Elevation and Suicide

The other day, I got into a somewhat protracted battle on Facebook with a fellow who I charitably describe as “absolutely fine with confirmation bias.” The nature of that conversation inspired me to look a bit deeper into this story when someone else posted it as a link in another subthread of the same conversation. You don’t have to read it. The gist of it is this: there’s a Utah neurologist who thinks that living at altitude effects the mood altering/controlling neurotransmitters serotonin and dopamine, and that this is why Utah (and the other mountain west states) have such high rates of suicide. How good is this theory?

There is no questions that these states have high rates of suicide. Pictured to the left is 2012 data from the CDC. You can see that the “mountain west” states are 7 of the top 10m6345qsf, and all mountain west states are in the top 12. If you assume that Oregon’s and Alaska’s high rates are connected to those that live in or near the mountains those states have, then altitude explains 11 of the top 12 highest rates.

It’s starting off as a pretty strong case. So I set off in search of some data. I’ll skip what I found first. I ultimately decided on getting county-level suicide data from here, and county-level elevation data from the here.

So far, so good. Both datasets required a bit of cleaning (I used R) and then I joined the two datasets using a combined State FIPS + County FIPS variable. I ran a simple linear regression using “Average Elevation of the County” as the input and “Crude Suicide Rates per 100,000” as the output. And here it is.suicide_elevation

And the theory looks pretty good. There’s seems to be a strong correlation between elevation and suicide. In fact, this model shows this correlation is statistically significant at p<.001. And I can say I used two good, trustworthy data sources: the CDC for mortality data and USGIS for elevation data. I didn’t do anything sneaky statistics-wise. the Q-Q residuals look good and confirm that no major assumptions of the linear model were violated. The only thing you might want for a more robust finding is to control for other variables (like poverty).

And that’s why I thought this was worthy of a post. It isn’t that this data analysis is “bad” per se, but it’s woefully incomplete. Stopping here would be a bad thing to do, not just because I didn’t control for other variables (that are likely more important than elevation, R-squared for this model is only 0.1663).

No, the real problem with this data shows up in the data I found first, from the WISQARS interactive database the CDC recently launched. On there I was able to make a query and generate a map..and theoretically…download the data that generated the map. But alas, this functionality seems to be broken at the moment. So if I wanted to run my own regression (and I did) I had to go get my data elsewhere. Here is the map I generated.output-m7723388

Notice that big white band running north – south in the middle of the country? And all those giant white islands in the sea of brown further west? Those are really important. That’s missing data. And that data is “missing” because the CDC considered it “unreliable” and “suppressed” it. That data is “unreliable” primarily because those counties are either really sparsely populated (so a single suicide would generate an incredibly high rate/100,000 or those counties had too few suicides in the five-year time span to calculate a genuine rate).

That’s really important because that means that the missing data is not random and the reason it’s missing is directly related to the hypothesis under investigation.

What that means is, for the most part, these counties had very few suicides. And (and this is important) most of those counties exist at elevations higher than the 0ft – 1000ft area where the suicides cluster on the left-hand side of the scatterplot.

When I got rid of counties with no data, I went from the +3000 counties the US has down to 483, a loss of around 85% of total counties. In the remaining dataset the lowest suicide rate was 4.7 suicides per 100,000 people. So I ran a simulation where all missing rates were replaced with this number. And what happened? The correlation vanished.

Now this is not an entirely fair way to test this data.

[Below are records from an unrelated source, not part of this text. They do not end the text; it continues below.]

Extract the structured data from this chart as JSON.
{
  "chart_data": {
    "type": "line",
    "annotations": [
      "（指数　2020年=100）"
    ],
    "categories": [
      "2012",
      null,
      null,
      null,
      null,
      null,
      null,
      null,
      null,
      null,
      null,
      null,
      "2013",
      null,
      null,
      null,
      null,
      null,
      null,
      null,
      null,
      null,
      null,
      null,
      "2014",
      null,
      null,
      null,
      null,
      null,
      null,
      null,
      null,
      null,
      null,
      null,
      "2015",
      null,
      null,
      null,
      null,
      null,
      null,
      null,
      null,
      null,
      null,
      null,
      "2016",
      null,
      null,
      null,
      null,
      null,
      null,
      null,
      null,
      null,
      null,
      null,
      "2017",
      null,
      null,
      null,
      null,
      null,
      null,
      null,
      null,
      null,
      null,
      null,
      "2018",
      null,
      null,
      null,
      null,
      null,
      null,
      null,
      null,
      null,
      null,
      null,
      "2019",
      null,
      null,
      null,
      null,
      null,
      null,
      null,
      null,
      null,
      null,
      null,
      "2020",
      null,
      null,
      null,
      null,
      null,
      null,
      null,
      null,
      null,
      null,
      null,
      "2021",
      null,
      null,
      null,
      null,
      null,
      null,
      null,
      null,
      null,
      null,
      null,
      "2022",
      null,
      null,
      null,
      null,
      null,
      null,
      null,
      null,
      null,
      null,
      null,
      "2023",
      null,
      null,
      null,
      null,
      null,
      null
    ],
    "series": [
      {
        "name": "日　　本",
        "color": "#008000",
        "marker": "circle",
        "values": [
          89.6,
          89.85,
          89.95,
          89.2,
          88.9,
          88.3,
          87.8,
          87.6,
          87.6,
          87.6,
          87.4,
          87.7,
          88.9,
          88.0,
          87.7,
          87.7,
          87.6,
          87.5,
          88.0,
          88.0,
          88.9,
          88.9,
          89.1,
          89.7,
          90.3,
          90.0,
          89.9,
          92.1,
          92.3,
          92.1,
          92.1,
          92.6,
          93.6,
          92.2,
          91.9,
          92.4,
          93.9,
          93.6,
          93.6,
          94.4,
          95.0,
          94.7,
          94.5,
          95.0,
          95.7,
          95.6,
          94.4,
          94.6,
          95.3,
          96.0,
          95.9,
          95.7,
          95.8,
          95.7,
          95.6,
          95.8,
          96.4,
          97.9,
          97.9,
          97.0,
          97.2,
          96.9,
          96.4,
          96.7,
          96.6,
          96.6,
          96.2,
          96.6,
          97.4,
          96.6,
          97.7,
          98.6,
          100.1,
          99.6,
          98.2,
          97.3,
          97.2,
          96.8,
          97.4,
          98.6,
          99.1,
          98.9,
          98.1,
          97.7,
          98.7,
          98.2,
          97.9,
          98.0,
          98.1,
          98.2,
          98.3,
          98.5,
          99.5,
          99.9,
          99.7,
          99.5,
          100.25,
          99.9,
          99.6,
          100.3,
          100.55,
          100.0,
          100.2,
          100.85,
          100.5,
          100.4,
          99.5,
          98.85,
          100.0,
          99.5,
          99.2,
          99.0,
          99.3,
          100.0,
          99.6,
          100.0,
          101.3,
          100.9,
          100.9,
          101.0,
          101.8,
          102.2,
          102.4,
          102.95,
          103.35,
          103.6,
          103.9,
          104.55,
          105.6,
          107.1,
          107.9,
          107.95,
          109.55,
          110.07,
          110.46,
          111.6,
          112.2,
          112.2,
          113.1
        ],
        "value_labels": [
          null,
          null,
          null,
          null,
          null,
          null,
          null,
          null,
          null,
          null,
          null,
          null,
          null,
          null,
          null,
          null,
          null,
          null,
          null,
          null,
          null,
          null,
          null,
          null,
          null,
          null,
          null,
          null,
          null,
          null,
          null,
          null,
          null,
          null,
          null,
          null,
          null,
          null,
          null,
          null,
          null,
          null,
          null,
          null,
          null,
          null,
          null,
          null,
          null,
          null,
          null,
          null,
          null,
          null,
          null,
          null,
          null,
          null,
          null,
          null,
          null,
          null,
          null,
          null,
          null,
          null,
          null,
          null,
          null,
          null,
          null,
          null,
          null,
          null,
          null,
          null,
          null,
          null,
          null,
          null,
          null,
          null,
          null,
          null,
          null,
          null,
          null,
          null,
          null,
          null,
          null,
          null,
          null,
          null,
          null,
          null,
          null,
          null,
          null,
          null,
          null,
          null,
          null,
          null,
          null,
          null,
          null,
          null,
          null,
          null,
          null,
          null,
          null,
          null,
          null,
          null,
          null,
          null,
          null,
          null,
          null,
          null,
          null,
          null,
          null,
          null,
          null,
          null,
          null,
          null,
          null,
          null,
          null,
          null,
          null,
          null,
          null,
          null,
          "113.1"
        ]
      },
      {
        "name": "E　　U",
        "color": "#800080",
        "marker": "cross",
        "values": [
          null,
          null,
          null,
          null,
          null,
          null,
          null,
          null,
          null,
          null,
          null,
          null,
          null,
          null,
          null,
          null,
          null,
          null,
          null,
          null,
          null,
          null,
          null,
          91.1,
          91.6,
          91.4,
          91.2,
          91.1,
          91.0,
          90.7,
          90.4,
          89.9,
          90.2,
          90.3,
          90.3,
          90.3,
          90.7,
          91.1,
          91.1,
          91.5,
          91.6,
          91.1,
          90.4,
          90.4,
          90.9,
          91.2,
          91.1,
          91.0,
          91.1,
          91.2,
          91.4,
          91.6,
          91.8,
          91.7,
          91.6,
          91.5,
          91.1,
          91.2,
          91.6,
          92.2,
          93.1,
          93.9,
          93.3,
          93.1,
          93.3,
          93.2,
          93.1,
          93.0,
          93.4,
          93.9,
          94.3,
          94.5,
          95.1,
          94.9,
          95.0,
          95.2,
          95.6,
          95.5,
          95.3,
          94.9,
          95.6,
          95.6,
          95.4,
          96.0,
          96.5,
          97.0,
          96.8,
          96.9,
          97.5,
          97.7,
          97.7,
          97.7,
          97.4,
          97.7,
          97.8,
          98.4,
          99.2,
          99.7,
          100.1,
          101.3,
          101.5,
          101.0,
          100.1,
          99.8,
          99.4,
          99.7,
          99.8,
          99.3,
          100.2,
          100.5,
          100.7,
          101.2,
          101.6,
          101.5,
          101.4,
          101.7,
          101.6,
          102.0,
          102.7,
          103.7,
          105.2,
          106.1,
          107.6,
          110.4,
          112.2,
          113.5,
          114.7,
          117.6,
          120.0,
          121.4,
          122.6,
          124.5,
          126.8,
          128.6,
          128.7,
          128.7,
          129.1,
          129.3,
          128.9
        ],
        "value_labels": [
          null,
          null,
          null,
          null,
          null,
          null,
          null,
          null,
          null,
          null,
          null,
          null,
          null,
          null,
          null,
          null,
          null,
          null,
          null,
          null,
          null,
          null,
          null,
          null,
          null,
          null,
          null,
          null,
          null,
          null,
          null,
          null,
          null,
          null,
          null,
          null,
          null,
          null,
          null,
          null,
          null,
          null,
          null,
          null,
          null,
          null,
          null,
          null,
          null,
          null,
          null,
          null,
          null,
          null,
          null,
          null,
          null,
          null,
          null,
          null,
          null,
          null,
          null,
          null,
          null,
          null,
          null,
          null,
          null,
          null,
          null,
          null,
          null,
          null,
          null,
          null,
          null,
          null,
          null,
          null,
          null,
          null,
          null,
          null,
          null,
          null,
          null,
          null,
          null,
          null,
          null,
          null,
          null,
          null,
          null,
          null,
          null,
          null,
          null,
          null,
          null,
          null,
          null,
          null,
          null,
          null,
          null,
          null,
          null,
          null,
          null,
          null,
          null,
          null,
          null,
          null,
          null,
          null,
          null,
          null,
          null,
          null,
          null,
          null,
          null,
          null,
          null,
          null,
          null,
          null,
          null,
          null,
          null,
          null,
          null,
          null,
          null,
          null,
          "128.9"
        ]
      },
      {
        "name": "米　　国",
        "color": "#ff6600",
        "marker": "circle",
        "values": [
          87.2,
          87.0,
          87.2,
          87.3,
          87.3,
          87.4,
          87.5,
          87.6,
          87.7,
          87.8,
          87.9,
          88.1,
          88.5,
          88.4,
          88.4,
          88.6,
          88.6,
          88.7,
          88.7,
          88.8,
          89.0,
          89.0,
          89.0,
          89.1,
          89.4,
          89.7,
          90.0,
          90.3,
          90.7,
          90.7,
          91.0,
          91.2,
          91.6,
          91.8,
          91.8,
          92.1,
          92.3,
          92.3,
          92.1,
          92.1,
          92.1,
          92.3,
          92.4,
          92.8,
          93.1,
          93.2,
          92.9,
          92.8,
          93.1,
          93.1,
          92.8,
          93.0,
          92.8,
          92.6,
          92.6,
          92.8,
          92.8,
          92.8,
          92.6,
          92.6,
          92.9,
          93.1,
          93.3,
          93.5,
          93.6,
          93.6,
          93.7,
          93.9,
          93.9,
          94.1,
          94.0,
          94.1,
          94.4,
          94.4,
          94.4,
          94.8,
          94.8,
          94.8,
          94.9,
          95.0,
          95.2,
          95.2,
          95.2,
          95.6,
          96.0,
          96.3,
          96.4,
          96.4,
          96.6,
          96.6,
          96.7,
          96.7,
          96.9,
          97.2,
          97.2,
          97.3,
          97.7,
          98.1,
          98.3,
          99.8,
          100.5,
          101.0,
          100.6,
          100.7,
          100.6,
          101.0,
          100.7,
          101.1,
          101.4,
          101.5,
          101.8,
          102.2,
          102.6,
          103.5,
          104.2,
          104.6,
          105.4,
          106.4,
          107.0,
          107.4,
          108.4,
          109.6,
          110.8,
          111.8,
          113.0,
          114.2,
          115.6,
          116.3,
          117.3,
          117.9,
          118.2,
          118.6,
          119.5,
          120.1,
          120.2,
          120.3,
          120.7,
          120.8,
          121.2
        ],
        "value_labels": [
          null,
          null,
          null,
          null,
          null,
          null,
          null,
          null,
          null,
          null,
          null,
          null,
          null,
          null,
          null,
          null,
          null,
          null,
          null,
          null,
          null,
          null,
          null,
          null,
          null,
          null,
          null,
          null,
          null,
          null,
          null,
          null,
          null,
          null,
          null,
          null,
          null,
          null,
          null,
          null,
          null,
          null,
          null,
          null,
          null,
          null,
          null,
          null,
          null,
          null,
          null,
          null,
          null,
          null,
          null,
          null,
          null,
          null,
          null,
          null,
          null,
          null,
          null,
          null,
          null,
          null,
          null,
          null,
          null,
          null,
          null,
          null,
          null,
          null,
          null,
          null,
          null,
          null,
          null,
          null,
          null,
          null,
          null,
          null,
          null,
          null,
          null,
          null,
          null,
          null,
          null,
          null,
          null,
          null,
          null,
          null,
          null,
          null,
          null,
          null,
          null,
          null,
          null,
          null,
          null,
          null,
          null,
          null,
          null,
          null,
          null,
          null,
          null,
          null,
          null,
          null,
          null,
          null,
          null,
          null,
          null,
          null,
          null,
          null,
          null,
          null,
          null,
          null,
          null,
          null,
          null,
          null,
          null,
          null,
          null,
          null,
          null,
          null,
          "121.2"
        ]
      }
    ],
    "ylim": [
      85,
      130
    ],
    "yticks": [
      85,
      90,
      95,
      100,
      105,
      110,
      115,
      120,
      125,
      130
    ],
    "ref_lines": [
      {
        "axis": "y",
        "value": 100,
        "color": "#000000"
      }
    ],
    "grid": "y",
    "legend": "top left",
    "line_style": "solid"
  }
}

But it’s not entirely unfair either, 4.7 suicides per 100,000 is a pretty low rate, but it’s also a much higher rate than any of these counties actually experience (which is why the data is missing). Consistent variations within these ~2500 counties might still lead to a detectable correlation with altitude. But I doubt it.

And I doubt it because what appears to a Utah-based neurologist to be an issue with elevation is probably much more strongly correlated with other features that also correlate with elevation: poverty, rurality, machismo, gun culture, high levels of drug and alcohol abuse–and all of these things, in turn, correlate with suicide in general and can help explain the rise in rates that these states have seen in the last few years. That is, elevation may effect dopamine and serotonin levels, but they were doing that in 2005, 2000, 1995, … and on and on. So we can’t use elevation to explain the rise in rates even if it helped explain the high base rate (which it probably doesn’t.)